If you ask most people why they do not save, the go-to answer is that they don’t have anything left to save. They then go ahead to say that they will start saving when they get more money coming in. The hard truth is that if you can’t save when you have a smaller income, you will not save when you have a larger income. The reason for this is because you have not inculcated a saving culture in yourself. Culture is something that you do consistently and it becomes a part of you.

You may be wondering why it is necessary to develop a saving culture. Well, some of the reasons include;

  • You will become more self-disciplined even in other matters – once you develop a saving culture, you will find it easier to take control of other aspects of your life like exercising regularly.
  • You will achieve your life goals more easily – most goals in life need money to achieve or sustain. Saving helps you realize most of your goals.
  • You will gain a more positive outlook on life – once you instill a saving culture in yourself, you will feel that you can achieve much more and see possibilities and opportunities you had never thought of before.
  • You will be better prepared to handle future emergencies – since you will have some money set aside, in case of emergencies, you will be better equipped financially to handle them as they come.
  • You will be able to grow financially by investing your savings – another great reason to save is that whatever you save, you can decide to put it in a saving scheme or retirement scheme and gain compounded interest.

Where do you start?

Now that you know why saving is important, you may be wondering how exactly to develop a saving culture. Where do you start? One thing for sure is that forming a saving culture is not easy as it requires determination and consistency. However, here are some simple steps that you can follow to help you create a saving culture;

Step 1: Assess your fixed monthly expenditure

These are expenses that are a must every month such as rent/mortgage, food and shopping, transport/fuel, electric bill and water bill among others. Write them down in a book or on an excel sheet alongside rough estimates of how much these expenses are.

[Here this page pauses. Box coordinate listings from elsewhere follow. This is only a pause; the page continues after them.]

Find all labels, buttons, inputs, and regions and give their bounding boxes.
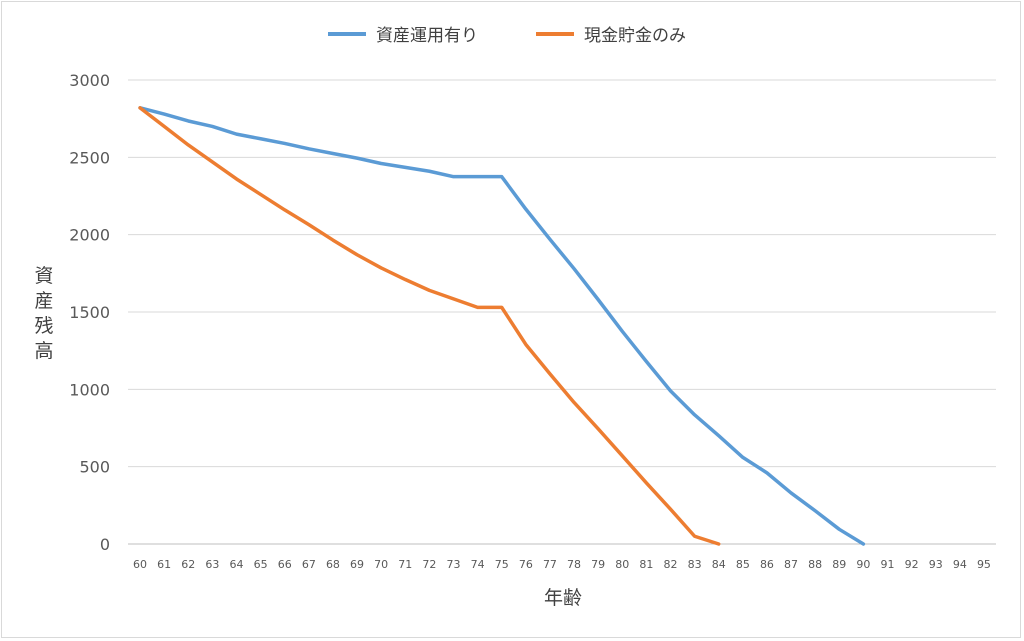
x-tick-label: 71 [398,558,412,571]
x-tick-label: 92 [905,558,919,571]
x-tick-label: 76 [519,558,533,571]
x-tick-label: 84 [712,558,726,571]
y-tick-label: 1500 [69,303,110,322]
x-tick-label: 81 [639,558,653,571]
x-tick-label: 75 [495,558,509,571]
x-tick-label: 70 [374,558,388,571]
legend: 資産運用有り 現金貯金のみ [328,26,686,46]
y-axis-title-char: 資 [34,265,53,287]
x-tick-label: 83 [688,558,702,571]
x-tick-label: 64 [230,558,244,571]
x-tick-label: 91 [881,558,895,571]
x-tick-label: 61 [157,558,171,571]
x-tick-label: 63 [205,558,219,571]
x-tick-label: 77 [543,558,557,571]
x-tick-label: 95 [977,558,991,571]
y-axis-title-char: 残 [34,315,53,337]
y-axis-title-char: 産 [34,290,53,312]
x-tick-label: 94 [953,558,967,571]
x-tick-label: 93 [929,558,943,571]
x-tick-label: 68 [326,558,340,571]
y-tick-label: 0 [100,535,110,554]
x-tick-label: 66 [278,558,292,571]
x-tick-label: 79 [591,558,605,571]
x-tick-label: 78 [567,558,581,571]
x-tick-labels: 60 61 62 63 64 65 66 67 68 69 70 71 72 73 74 75 76 77 78 79… [133,558,991,571]
series-line-1 [138,106,866,546]
legend-label: 現金貯金のみ [584,26,686,46]
x-tick-label: 88 [808,558,822,571]
x-tick-label: 69 [350,558,364,571]
gridlines [128,79,996,545]
y-tick-labels: 0 500 1000 1500 2000 2500 3000 [69,71,110,554]
x-tick-label: 67 [302,558,316,571]
series-line-2 [138,106,721,546]
y-tick-label: 2000 [69,226,110,245]
x-tick-label: 82 [664,558,678,571]
x-tick-label: 74 [471,558,485,571]
y-axis-title-char: 高 [34,340,53,362]
x-tick-label: 85 [736,558,750,571]
x-tick-label: 60 [133,558,147,571]
x-tick-label: 72 [422,558,436,571]
x-tick-label: 89 [832,558,846,571]
x-tick-label: 80 [615,558,629,571]
y-tick-label: 500 [79,458,110,477]
x-axis-title: 年齢 [544,587,582,609]
legend-label: 資産運用有り [376,26,478,46]
series-lines [138,106,866,546]
x-tick-label: 65 [254,558,268,571]
y-tick-label: 3000 [69,71,110,90]
x-tick-label: 62 [181,558,195,571]
x-tick-label: 87 [784,558,798,571]
x-tick-label: 86 [760,558,774,571]
x-tick-label: 73 [447,558,461,571]
y-tick-label: 2500 [69,148,110,167]
x-tick-label: 90 [856,558,870,571]
y-tick-label: 1000 [69,380,110,399]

Step 2: Record your daily expenses through an app

The second step is recording your daily expenses preferably on an app. There are many personal financial management apps like Finance PM that are free and easy to use. The reason for using an app is so that you can automatically generate reports which will help you identify where exactly your money goes each month. Do this for about three months so that you can take note of your spending habits.

Step 3: Evaluate which expenses to cut on

The next step is cutting on unnecessary expenses. Using the data you have from the app that you chose earlier, you will see what you have been spending on. Once you analyze these expenditures critically and objectively, you will notice items that you can do without or you can cut down on.

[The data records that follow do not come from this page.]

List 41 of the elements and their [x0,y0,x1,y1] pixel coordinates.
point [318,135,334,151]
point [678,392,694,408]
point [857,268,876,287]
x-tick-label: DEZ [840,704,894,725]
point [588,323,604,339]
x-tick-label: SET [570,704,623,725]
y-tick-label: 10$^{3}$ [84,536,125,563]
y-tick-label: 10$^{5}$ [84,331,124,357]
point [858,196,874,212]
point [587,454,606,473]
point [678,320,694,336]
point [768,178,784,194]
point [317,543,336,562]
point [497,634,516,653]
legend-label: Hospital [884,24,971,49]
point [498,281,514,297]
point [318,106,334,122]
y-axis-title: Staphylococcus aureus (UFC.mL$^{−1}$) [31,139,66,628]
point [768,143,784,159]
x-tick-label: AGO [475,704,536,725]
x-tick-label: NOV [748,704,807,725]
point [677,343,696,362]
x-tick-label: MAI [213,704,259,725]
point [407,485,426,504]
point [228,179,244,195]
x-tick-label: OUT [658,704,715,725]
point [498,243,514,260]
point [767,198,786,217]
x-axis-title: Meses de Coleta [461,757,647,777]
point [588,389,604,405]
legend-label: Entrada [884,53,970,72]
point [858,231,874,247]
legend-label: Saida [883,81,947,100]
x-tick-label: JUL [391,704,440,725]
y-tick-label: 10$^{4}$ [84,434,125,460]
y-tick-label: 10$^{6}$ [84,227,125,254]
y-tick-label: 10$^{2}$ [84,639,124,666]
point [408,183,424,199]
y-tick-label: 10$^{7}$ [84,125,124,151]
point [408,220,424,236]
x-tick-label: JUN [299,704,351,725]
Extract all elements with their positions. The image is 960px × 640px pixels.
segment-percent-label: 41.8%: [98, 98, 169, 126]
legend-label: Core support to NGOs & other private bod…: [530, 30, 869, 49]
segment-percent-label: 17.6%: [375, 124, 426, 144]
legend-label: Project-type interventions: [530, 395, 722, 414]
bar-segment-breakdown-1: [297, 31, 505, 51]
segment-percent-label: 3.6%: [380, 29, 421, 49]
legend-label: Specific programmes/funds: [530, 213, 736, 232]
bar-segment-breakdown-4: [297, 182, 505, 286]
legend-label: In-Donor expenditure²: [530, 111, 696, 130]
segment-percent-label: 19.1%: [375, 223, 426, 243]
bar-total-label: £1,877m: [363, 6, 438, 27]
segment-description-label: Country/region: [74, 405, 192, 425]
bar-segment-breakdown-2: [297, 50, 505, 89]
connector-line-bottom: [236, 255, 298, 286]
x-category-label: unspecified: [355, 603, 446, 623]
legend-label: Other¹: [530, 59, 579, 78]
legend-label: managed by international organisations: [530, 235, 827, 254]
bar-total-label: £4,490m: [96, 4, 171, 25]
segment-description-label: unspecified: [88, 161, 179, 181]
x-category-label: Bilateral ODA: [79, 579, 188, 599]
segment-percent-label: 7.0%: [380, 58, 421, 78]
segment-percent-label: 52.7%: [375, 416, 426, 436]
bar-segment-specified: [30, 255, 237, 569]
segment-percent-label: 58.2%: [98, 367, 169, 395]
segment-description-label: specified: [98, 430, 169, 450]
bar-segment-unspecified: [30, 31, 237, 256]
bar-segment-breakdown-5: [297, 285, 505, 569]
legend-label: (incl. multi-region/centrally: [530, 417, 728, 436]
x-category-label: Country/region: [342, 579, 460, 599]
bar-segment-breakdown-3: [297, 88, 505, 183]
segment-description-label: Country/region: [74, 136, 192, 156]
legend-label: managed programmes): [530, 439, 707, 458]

Most of these items are luxury or leisure items that you don’t necessarily need. You should keep in mind that saving means foregoing some items.

Step 4: Create a saving goal

The next step is creating a goal. What exactly are you saving for? How much does it cost? Basically, it is writing down how much you need, by when and for what. If possible, you can create a simple vision board with pictures of what you would like to achieve and place it somewhere you will be able to see it every morning. This will help you visualize and keep you focused on the goal spending first.

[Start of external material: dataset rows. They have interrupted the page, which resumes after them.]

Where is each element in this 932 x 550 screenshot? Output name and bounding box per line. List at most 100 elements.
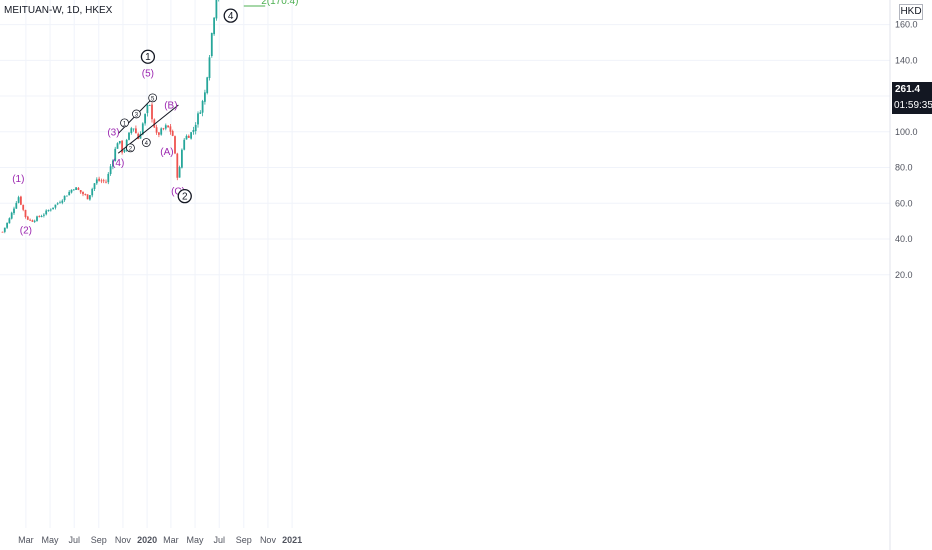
candle-body xyxy=(160,128,163,135)
candle-body xyxy=(158,132,160,135)
candle-body xyxy=(208,57,211,79)
symbol-header: MEITUAN-W, 1D, HKEX xyxy=(4,5,113,16)
candle-body xyxy=(148,105,151,106)
candle-body xyxy=(40,216,43,218)
time-tick-label: Nov xyxy=(115,535,132,545)
candle-body xyxy=(171,131,174,136)
candle-body xyxy=(174,136,176,154)
candle-body xyxy=(43,214,45,216)
price-tick-label: 60.0 xyxy=(895,198,913,208)
candle-body xyxy=(215,0,218,19)
candle-body xyxy=(84,194,87,195)
candle-body xyxy=(13,208,15,214)
candle-body xyxy=(31,220,34,222)
candle-body xyxy=(128,132,130,140)
bar-countdown: 01:59:35 xyxy=(892,98,932,114)
wave-labels: (1)(2)(3)(4)(5)(A)(B)(C)(a)(b)(c)Falling… xyxy=(12,68,185,237)
wave-label: (1) xyxy=(12,174,24,185)
wave-circle xyxy=(177,188,192,204)
candle-body xyxy=(93,183,96,189)
candle-body xyxy=(123,150,126,152)
candle-body xyxy=(72,189,75,191)
candle-body xyxy=(3,227,6,232)
candle-body xyxy=(10,212,13,219)
candle-body xyxy=(155,127,158,133)
candle-body xyxy=(194,124,197,132)
candle-body xyxy=(185,135,188,140)
wave-circle-label: 2 xyxy=(129,146,133,152)
candle-body xyxy=(153,119,156,128)
time-tick-label: 2020 xyxy=(137,535,157,545)
candle-body xyxy=(70,189,73,193)
candle-body xyxy=(109,166,112,174)
candle-body xyxy=(33,220,36,222)
candle-body xyxy=(105,181,107,183)
candle-body xyxy=(36,216,38,221)
wave-circle xyxy=(140,49,156,64)
candle-body xyxy=(91,188,94,196)
candle-body xyxy=(114,148,117,162)
candle-body xyxy=(102,180,105,182)
time-tick-label: May xyxy=(42,535,60,545)
candle-body xyxy=(151,104,153,120)
candle-body xyxy=(167,125,169,128)
candle-body xyxy=(86,194,89,200)
price-tick-label: 140.0 xyxy=(895,55,918,65)
candle-body xyxy=(178,167,181,178)
wave-circle xyxy=(120,118,129,128)
candle-body xyxy=(20,196,22,205)
candle-body xyxy=(121,140,123,153)
candle-body xyxy=(118,141,121,144)
candle-body xyxy=(56,203,59,205)
wave-label: (2) xyxy=(20,226,32,237)
candle-body xyxy=(29,219,31,221)
candle-body xyxy=(54,204,57,208)
wave-label: (B) xyxy=(164,101,177,112)
candle-body xyxy=(68,191,71,196)
candle-body xyxy=(183,139,186,150)
wave-label: (4) xyxy=(112,158,124,169)
candle-body xyxy=(47,210,50,212)
time-tick-label: Jul xyxy=(68,535,80,545)
candle-body xyxy=(164,125,167,129)
candle-body xyxy=(45,210,48,215)
candle-body xyxy=(38,216,41,217)
chart-grid xyxy=(0,0,890,528)
candle-body xyxy=(82,192,84,195)
candle-body xyxy=(192,130,195,132)
wave-count-labels: 123451234512345 xyxy=(120,8,238,204)
candle-body xyxy=(26,216,29,220)
candle-body xyxy=(49,209,52,211)
candle-body xyxy=(89,195,91,200)
candle-body xyxy=(146,104,149,114)
wave-label: (A) xyxy=(160,147,173,158)
wave-label: (C) xyxy=(171,186,185,197)
candle-body xyxy=(176,153,179,178)
candle-body xyxy=(213,17,215,35)
candle-body xyxy=(107,173,110,183)
candle-body xyxy=(8,218,11,224)
candle-body xyxy=(24,209,27,218)
candle-body xyxy=(181,149,183,168)
wave-label: (5) xyxy=(142,68,154,79)
candle-body xyxy=(139,134,142,139)
candle-body xyxy=(137,133,140,140)
candlestick-series xyxy=(1,0,220,234)
candle-body xyxy=(169,126,172,132)
candle-body xyxy=(77,187,80,190)
wave-circle xyxy=(141,138,151,147)
wave-circle xyxy=(126,143,135,153)
time-tick-label: Nov xyxy=(260,535,277,545)
fib-levels: 0(283.8)0.618(245.8)1(227.2)1.236(213.8)… xyxy=(243,0,298,7)
candle-body xyxy=(95,179,98,184)
candle-body xyxy=(6,222,8,228)
wave-circle-label: 3 xyxy=(135,112,139,118)
candle-body xyxy=(22,204,25,210)
currency-badge[interactable]: HKD xyxy=(899,4,923,20)
wave-circle-label: 1 xyxy=(123,121,127,127)
candle-body xyxy=(98,178,100,181)
wave-label: (3) xyxy=(107,127,119,138)
wave-circle xyxy=(132,109,141,119)
time-tick-label: Sep xyxy=(91,535,107,545)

Step 5: Save first then spend

A key thing to note when saving is that you don’t save what is left but spend what is left after saving. Saving comes first before spending. You should keep in mind that what you are earning is what you get after all statutory deductions and savings have been removed. If you are saving for retirement through an employee pension fund, it is usually deducted from your gross income hence it is easy. However, if it is through an individual pension plan, you may also want to set it up, in the same way, to make it easier.

To make it easier to save, you can request a standing order with your bank such that a certain amount is transferred to your retirement savings account and another amount to your general savings account each month. This will eliminate the temptation of spending first. Matters that need money are guaranteed to always come up but either way, do not dip into your savings as it is a slippery slope.

Step 6: Get an accountability partner

Having someone who you can be accountable to regarding your savings is important because they will help you maintain your focus. This can be your spouse, friend or even a family member.

Step 7: Monitor your progress

Lastly, you need to monitor your progress through milestones. For example, if you are saving up to buy a car in the next two years, you can check every four months whether you are on track or not. This is important because it will inform you whether you need to save more or add on an extra income stream to help you get there faster.

With this, you are well on your way to achieving great things. Remember that inculcating a saving culture is a long journey and it begins with one step. The earlier you begin, the more you can achieve. It is also important to inculcate this saving culture in our future generations. Start teaching children at a young age, the importance of saving and lead by example.